It isn't another Proposition 13. It isn't even a protest movement yet. Nevertheless. Building magazine predicts that double taxation of common property will become a major issue this year for residents of planned communities.
The issue centers on areas such as private streets, roads, sidewalks, parks, clubhouses and swimming pools in so-called planned unit developments or cluster communities that are owned by condominium and homeowners associations.
In most states taxes are levied on the land and/or facilities. Residents, through their association assessments, pay these taxes in addition to the taxes on their individual dwellings. This means, in effect, that they are being taxed twice on the same thing because the price of the common property and facilities is already reflected in the value of their units.
For example, if it costs a developer $2 million to build PUD residences and another $250,000 to provide common amenities, the developer can be expected to recoup the outlay for the amenities by including it in the home prices. This duality is perpetuated indefinitely as values and assessments rise.
California, where so many movements are born, has a state law exempting all kinds of residential common interest developments from real estate taxes. Texas passed such a law last year, and Massachusetts has one under consideration.

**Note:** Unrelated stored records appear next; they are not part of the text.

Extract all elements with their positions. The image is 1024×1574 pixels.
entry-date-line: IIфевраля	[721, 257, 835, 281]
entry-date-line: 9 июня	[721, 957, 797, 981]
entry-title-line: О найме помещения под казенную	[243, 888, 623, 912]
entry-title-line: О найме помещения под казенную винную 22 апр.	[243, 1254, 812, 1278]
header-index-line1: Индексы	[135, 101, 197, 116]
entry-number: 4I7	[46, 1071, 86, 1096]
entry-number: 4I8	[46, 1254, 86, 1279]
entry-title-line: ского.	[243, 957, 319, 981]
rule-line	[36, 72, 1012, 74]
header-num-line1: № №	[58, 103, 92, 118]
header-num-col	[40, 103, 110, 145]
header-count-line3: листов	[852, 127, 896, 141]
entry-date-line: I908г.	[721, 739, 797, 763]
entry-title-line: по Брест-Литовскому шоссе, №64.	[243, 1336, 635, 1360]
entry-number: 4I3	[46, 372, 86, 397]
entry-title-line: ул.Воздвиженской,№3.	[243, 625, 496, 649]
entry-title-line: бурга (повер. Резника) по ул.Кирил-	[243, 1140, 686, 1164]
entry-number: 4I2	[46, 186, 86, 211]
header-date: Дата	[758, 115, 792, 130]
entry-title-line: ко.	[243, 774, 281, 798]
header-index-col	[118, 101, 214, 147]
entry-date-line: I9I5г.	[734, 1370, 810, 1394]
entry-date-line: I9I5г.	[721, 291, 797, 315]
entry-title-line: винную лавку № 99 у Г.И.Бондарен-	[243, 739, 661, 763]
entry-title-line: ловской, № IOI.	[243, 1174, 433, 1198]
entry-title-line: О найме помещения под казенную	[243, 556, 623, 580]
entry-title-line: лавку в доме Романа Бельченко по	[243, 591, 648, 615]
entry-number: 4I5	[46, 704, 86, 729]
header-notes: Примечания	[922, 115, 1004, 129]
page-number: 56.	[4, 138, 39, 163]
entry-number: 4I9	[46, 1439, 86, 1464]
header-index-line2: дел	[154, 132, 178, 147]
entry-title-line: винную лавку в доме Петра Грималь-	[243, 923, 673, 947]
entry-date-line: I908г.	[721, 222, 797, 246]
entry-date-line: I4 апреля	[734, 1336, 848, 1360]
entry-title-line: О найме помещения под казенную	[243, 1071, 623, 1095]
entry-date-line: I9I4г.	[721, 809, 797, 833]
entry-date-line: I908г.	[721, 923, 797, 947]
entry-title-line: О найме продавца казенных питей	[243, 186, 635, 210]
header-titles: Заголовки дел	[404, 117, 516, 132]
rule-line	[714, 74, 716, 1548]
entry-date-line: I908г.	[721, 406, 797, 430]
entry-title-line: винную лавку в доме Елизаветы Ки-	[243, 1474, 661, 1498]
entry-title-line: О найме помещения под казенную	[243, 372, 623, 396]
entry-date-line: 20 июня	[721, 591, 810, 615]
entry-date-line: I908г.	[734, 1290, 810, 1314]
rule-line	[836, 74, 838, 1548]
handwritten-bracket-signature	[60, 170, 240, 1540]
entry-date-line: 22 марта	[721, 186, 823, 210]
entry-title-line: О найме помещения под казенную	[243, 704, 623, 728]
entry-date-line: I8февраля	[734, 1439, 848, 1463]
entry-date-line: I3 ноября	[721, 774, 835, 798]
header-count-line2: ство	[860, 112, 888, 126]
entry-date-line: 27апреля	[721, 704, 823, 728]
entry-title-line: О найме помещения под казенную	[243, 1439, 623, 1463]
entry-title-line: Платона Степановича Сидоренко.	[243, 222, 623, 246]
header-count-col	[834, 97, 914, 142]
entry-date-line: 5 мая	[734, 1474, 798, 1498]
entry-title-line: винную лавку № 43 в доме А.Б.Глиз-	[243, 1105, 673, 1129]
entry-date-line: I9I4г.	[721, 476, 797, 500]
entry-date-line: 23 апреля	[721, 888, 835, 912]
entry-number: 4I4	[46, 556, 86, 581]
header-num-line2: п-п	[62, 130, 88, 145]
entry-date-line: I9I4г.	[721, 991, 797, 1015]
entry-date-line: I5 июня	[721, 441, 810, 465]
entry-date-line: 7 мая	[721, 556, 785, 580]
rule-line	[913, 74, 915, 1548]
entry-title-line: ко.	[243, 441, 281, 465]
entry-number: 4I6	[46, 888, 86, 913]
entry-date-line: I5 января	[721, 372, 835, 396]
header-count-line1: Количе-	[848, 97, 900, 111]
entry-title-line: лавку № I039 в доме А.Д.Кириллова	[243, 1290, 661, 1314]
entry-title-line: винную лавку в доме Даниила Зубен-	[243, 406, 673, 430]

In Maryland the revolt against double taxation began, according to the Community Associations Institute, with a 1973 court case in Anne Arundel County that pitted the supervisor of assessments against Bay Ridge Properties. The homeowners were relieved of paying the double tax.
Two years later the Leisure World of Maryland Trust, located in Montgomery County, wound up in tax court. At issue was the community's clubhouse parcel, assessed for $592,810. The tax bill amounted to about $20,000. Lawyers for Leisure World successfully argued they were being doubly taxed.